Saturday, August 16, 2003

ST. LOUIS -- A massive power outage could happen in Missouri, but it's unlikely because power generators are closer to the demand here, officials with the state's largest electric company said Friday.

Unlike Missouri, much of the East has to import its power long distances, said Tom Voss, senior vice president of energy delivery for AmerenUE.

Missouri's central location is another advantage. AmerenUE spokeswoman Susan Gallagher said the company is probably the best interconnected utility in the nation.

"We are tied in all directions versus if you're in New York, you can't get power from the east because that's the ocean," Voss said. "We're centrally located and have strong transmission ties. It can happen, but it's less likely."

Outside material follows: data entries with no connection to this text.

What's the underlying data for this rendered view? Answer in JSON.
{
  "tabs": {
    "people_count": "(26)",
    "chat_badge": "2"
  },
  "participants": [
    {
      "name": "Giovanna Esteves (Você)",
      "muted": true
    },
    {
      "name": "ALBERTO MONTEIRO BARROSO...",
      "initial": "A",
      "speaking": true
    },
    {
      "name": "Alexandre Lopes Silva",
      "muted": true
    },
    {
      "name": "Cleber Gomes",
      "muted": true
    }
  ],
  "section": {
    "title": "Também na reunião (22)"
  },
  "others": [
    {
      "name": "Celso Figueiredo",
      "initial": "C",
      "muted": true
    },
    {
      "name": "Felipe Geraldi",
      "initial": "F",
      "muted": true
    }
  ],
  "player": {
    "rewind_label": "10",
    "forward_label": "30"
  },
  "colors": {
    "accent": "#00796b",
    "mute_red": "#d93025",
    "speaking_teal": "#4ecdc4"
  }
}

Thursday's power outage -- the largest power blackout in U.S. history -- rolled across a large swath of northern United States and southern Canada, affecting 50 million people. Utilities on both sides of the Canadian-U.S. border still are searching for the cause.

The outage was isolated to the East and resolved itself before it could spread to Missouri.

Voss said when the blackout occurred, and normal demand abruptly dropped, relaying devices signaled plants to stop generating power.

"The system disconnected from us," he said. "The system started to heal itself, tripping off transmission lines and generators."

Once the grid reached a balance of power generation and demand, the system stabilized.

He doubted Thursday's blackout was due to excessive energy demand, but rather equipment failure or lightning striking a transmission line.

Voss said he cannot recall a blackout in his 34 years at AmerenUE, although occasionally transformers have been overloaded.

A professor at the University of Missouri-Rolla believes that antiquated transmission lines might have contributed to the blackout.

Mariesa Crow, professor of electricity and computer engineering, suspects that excess demand sucked power across transmission lines that could not accommodate the load.

"It's like a big traffic jam," she said. "We have lots of cars but not enough highway."

She said the transmission system is being built continually, but rather than take out old technology, the new is built on top of the old.

The solution, she said, is to add more transmission lines.